Coffee is essential for me starting my day, and wouldn’t you know that as I sat down to write this, I spilled. And while this isn’t exactly a quarantine specific problem, it is a problem. Because now I have to get up, clean up what I spilled, and get more coffee.
And of course, I will do this, because obviously not having coffee is not an option. Yet, it seems like a small accomplishment because at the end of it I am right back where I started, still waiting for that first sip.
And that is perhaps representative of the battle many of us with anxiety face during the quarantine, a problem that has set us back in our recovery. Sure, those of us who, like me, deal with social anxiety might be perfectly content to stay inside more. Yet the anxiety when we go out multiplies. Just the other day I had to go to the store and I felt like I was going into battle. Add to this the anxiety of how we look during zoom meetings, what we have as backgrounds, etc, and the anxiety over what will happen to us or to loved ones, and it is easy to understand how this quarantine can set those of us back in our mental health recovery.
Similarly, not being able to engage in normal activities and see people that help lift you out of darkness can add on to the depression. Sometimes it seems there is no point in doing anything because now you know tomorrow will be more or less the same as today, not seeing anyone. No reason to shower, maybe not even a reason to get out of bed. I had at least one of those days during this quarantine. So I get it, things right now aren’t good for mental health recovery.
This highlights two things. The first is the importance of discovering and reinforcing self-care habits while quarantined. If you are quarantined with your family, maybe you need to take 20 minutes for yourself and let your spouse handle the kids and the dogs and the daily distractions.

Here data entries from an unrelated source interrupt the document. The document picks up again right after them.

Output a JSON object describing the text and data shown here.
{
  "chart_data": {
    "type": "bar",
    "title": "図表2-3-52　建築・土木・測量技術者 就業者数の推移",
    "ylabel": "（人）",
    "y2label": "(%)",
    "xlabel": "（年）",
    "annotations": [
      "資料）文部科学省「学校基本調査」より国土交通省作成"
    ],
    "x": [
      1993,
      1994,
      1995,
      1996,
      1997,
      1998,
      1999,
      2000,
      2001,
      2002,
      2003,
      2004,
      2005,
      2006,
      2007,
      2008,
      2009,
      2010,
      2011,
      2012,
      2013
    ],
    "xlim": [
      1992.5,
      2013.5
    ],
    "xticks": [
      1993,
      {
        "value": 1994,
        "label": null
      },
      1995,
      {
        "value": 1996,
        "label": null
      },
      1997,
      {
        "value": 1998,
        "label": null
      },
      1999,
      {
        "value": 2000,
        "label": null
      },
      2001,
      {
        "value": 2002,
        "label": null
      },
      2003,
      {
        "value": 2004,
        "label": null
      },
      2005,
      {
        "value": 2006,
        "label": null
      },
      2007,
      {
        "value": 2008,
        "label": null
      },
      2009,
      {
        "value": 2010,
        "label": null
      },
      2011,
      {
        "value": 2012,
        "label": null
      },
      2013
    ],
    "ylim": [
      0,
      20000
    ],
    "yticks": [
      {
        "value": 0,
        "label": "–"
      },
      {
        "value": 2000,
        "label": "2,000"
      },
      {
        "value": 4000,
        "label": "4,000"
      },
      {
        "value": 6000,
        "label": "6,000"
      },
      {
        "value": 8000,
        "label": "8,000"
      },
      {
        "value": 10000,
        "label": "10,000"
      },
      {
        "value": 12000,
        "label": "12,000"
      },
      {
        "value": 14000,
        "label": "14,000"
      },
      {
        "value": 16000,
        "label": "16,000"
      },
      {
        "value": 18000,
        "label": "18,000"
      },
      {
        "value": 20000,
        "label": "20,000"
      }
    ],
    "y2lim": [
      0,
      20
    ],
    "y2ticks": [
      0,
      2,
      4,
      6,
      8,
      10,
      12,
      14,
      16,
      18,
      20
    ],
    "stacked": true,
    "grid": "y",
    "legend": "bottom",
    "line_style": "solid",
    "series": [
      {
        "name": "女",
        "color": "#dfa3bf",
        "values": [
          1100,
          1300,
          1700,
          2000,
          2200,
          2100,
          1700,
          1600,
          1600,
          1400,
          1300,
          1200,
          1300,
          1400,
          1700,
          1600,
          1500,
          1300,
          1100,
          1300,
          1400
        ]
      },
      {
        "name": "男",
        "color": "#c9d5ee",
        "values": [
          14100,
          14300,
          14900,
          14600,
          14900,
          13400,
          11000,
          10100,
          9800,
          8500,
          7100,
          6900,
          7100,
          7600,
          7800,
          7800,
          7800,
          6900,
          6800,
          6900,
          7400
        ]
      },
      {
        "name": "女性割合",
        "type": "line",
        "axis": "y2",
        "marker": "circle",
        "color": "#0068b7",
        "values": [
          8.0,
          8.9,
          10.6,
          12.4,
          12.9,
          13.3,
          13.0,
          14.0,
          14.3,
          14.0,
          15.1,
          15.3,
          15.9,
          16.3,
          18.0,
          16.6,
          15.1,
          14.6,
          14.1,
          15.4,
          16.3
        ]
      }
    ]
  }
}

If you live alone, maybe finding a bodyweight workout if you don’t have a home gym or a show to binge-watch that lifts your spirits, or learn to accept that you don’t have to be uber-productive every day.
And the second thing that is highlighted by the mental health struggles of quarantine is the need for Congress to include mental health relief in future COVID-response bills. While the increased medical needs of those infected are essential, the mental health burden that is continuing to grow during this pandemic is no less essential. Because healing disease only goes so far if you don’t care for one’s mental health as well.